It also showed 15 carrier-based J-15s, most likely flying from China’s Shandong aircraft carrier, flying east of Taiwan. Taiwan has been tracking the Shandong in the Western Pacific since last week.
Reuters reporters on the coast near the Chinese city of Fuzhou on Tuesday saw separate, and much more low-key, drills taking place, with a warship firing at targets. Those exercises were announced before China’s massed drills around Taiwan.
Fuzhou sits close to the Taiwan-controlled Matsu islands.
“DEFEND THE COUNTRY”
Tsai said Taiwan’s armed forces and coast guard reacted calmly and professionally to China’s exercises, and she thanked everyone involved.
“Although China’s military exercises have come to an end, the nation’s military and national security team will continue to stick to their posts and defend the country,” she added.
The exercises have also caused concern in Japan, especially as its southern islands sit close to Taiwan and could become caught up in a conflict.
The Japanese island of Okinawa is host to a major US air force base, and last August when China staged war games to protest the visit of then-US House Speaker Nancy Pelosi to Taipei, Chinese missiles landed within Japan’s exclusive economic zone.

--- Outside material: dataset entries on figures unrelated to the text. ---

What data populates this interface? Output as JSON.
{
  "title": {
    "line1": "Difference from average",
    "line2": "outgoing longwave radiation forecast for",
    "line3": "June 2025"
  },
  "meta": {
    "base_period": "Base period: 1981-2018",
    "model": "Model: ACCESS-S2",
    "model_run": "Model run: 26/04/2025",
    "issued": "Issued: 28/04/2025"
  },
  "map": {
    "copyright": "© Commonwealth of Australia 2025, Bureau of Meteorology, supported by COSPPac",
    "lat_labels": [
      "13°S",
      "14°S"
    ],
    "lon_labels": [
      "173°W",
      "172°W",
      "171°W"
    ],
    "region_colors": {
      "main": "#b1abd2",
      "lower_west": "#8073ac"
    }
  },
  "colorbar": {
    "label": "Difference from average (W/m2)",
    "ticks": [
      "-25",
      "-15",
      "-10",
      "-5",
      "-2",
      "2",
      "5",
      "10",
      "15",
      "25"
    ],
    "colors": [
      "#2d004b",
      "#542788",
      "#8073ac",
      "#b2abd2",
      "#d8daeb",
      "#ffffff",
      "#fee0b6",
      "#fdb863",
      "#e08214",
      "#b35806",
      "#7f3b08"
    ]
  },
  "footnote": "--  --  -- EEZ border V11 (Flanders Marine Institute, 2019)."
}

Japanese defence minister Yasukazu Hamada on Tuesday described China’s military drills around Taiwan as “intimidating training” to seize sea and air control around the island.
China appeared to have shown an “uncompromising attitude” regarding Taiwan issues through the drills, Hamada told reporters.
Life in Taiwan has continued as normal despite the tensions, with no signs of panic or disruption, and civilian flights around the island, including over the Taiwan Strait, were also uninterrupted.
Both Taiwan’s ruling and opposition parties, in a rare show of unity, put out a joint statement from their parliament caucuses condemning the drills.
“The people and government of Taiwan have the right to conduct normal exchanges with other countries and contribute to the international community through international participation,” the statement said. “The Chinese authorities have no right to obstruct and cannot change the strong will of the Taiwanese people to go out into the world.”